Gary <...despondenly goes off to make a brew....>


----------



## Aragorn (26 May 2004)

Hi Gary
My hunch is that it wouldn't be a suitable finish. The cuprinol probably will have sealed the wood(???) and the teak oil won't penetrate and so won't provide much protection.
Also, probably not that suitable for pine.
Not too sure though!
How about some more Cuprinol???


----------



## Anonymous (26 May 2004)

Gary I use teak oil on exterior furniture and it is very good. I would be happy to use it on Pine ,however, I don't think you can put it on top of an existing finish as it needs to soak in.


----------



## Gary H (27 May 2004)

Thanks Tony and Aragorn. I was beginning to think no one was talking to me!!

I've tried it on bare pine and it goes on nicely. Tried it on a bit of unidentified hardwood, too and that looks nice.
As for 'more Cuprinol' I found that with two coats, once it is dry it left a kind of powdery residue on the surface. It does wipe away (with some effort) but I just wondered about the teak oil to see if it might seal it. If the Cuprinol has sealed it however, I guess this won't be a problem again.

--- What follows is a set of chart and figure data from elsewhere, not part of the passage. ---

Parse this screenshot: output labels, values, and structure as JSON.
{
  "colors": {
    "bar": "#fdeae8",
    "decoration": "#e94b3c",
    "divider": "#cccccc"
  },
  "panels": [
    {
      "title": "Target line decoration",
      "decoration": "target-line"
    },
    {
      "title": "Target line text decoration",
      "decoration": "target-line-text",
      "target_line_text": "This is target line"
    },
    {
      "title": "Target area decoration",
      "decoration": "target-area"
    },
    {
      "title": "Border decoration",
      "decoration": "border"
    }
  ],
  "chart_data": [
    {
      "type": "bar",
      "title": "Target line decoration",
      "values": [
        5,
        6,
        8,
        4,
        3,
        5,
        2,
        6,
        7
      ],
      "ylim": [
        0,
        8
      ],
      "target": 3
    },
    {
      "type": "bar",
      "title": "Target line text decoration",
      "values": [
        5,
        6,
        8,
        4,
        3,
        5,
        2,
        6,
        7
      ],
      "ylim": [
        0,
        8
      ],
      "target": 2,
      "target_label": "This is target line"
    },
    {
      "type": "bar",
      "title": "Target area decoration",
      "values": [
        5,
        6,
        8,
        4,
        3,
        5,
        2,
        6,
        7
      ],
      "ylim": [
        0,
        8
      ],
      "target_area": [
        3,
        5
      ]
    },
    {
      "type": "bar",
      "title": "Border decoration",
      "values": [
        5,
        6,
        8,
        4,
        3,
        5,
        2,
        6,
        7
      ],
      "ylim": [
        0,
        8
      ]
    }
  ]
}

Funny thing is though, this teak oil is in a spray can :? not a bottle! Ever seen it???

Ta muchly 

Gary


----------



## Philly (27 May 2004)

Hi Gary,
Sorry, I was bit slow responding to this one. (Don't give up on us yet  )
I have 2 benches, 2 planters and a table that I made for the corner of the garden. A couple of years ago I Cuprinol'ed em. I have given them a freshen up with teak this year and last year, it soaked in o.k. Mind you, the furniture lives outside all year and it had "Weathered" a bit, shall we say. So it was quite happy to see the teak oil.
So it should be o.k., although I'd test it first on a relatively unseen bit.
regards,
Philly


----------



## Gary H (27 May 2004)

Cheers Philly.
I'll try it this weekend (weather permitting) on a rear leg inside piece. I can't see it harming it any though. I guess the worst that can happen is that it wont soak and it'll get wiped off. 



> Sorry, I was bit slow responding to this one. (Don't give up on us yet )



Maybe it's me that is impatient, Philly!!  

Ta muchly guys for all your help

Gary


----------